Mais avant que cela ne se produise, la police et les responsables de la sécurité ont déclaré avoir fouillé les propriétés des suspects en Roumanie et en Moldavie voisine. Les quatre suspects ont été arrêtés, ZDNet signalé.

Les pirates prévoyaient de menacer les hôpitaux pour protester contre l’état d’urgence de la Roumanie, qui a restreint les rassemblements publics pendant la pandémie de COVID-19, selon au journal roumain Stirile Pro Tv.

La menace d’attaquer les hôpitaux serait un crime beaucoup plus grave que les dégradations de sites Web et autres méfaits numériques peu qualifiés généralement associés au groupe de piratage roumain, connu sous le nom de Pentaguard. Selon les autorités roumaines, les pirates ont cherché à utiliser des ransomwares liés à Locky ou Bad Rabbit, des souches de code originaires d’Europe de l’Est et qui ont tourmenté plusieurs organisations ces dernières années.

L’incident en Roumanie est le dernier exemple de la façon dont les pirates ont ciblé les organisations de soins de santé alors que le coronavirus se propage à travers le monde.
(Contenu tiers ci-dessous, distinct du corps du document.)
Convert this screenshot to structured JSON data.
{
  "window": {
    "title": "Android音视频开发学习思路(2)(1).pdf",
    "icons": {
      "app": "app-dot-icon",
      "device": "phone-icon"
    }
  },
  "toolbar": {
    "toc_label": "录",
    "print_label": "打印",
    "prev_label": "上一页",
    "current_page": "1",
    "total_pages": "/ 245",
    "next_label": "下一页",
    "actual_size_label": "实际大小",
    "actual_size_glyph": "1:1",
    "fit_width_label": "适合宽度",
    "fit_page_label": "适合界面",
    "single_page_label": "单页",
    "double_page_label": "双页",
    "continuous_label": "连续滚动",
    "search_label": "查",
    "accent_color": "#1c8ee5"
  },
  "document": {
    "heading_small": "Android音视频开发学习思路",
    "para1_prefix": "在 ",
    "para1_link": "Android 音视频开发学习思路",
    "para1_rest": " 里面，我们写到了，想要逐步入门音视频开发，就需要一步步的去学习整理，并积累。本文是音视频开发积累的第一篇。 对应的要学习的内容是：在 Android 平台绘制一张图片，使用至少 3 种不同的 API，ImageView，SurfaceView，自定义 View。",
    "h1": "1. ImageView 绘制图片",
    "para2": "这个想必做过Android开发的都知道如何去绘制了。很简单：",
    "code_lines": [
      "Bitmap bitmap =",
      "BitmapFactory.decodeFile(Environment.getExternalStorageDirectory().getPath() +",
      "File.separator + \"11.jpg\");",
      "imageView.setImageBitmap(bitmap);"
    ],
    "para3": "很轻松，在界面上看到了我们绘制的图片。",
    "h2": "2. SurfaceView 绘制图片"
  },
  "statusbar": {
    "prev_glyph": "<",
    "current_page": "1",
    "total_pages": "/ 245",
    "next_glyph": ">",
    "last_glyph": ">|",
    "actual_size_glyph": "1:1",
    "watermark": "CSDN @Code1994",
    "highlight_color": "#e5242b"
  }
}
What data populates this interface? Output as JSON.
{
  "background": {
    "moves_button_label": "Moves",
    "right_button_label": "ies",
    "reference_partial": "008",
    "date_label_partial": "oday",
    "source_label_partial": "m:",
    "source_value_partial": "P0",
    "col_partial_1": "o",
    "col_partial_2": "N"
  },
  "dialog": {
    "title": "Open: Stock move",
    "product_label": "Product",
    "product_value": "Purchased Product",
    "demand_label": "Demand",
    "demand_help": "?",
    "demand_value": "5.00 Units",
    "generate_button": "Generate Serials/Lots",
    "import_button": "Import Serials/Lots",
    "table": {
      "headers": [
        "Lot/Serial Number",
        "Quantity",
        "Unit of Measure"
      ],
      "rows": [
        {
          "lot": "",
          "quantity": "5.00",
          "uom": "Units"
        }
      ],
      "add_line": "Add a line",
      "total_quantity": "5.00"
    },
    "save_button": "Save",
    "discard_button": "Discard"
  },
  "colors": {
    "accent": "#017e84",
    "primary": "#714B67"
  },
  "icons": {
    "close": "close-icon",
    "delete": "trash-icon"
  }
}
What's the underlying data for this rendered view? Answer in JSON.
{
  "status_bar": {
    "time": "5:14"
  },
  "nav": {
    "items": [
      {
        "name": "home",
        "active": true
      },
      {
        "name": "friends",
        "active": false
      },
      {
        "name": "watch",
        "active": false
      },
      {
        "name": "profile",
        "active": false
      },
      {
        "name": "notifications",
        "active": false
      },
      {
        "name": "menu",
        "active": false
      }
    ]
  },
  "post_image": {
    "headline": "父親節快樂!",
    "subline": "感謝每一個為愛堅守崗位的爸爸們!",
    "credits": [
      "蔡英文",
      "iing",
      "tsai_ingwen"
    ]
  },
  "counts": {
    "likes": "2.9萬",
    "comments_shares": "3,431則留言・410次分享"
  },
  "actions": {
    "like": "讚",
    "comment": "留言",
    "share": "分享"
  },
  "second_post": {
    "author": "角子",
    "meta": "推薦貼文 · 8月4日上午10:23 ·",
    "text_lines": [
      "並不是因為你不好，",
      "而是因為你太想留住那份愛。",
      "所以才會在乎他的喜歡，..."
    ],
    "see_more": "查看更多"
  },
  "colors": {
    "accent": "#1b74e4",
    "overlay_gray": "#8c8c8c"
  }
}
Après que des pirates informatiques non identifiés ont perturbé les systèmes informatiques du deuxième hôpital de République tchèque en mars, les gouvernements et les organismes internationaux ont mis en garde contre la menace pour la santé publique. Interpol m’a dit il avait «détecté une augmentation significative du nombre de tentatives d’attaques par rançongiciels contre des organisations et infrastructures clés engagées dans la riposte virale». Les gouvernements, y compris les États-Unis et leurs alliés, ont condamné les cyberattaques contre le secteur des soins de santé, qui se sont néanmoins poursuivies.

Les professionnels de la cybersécurité du monde entier ont réagi en offrant de leur temps pour tenter de repousser le piratage contre les organisations médicales.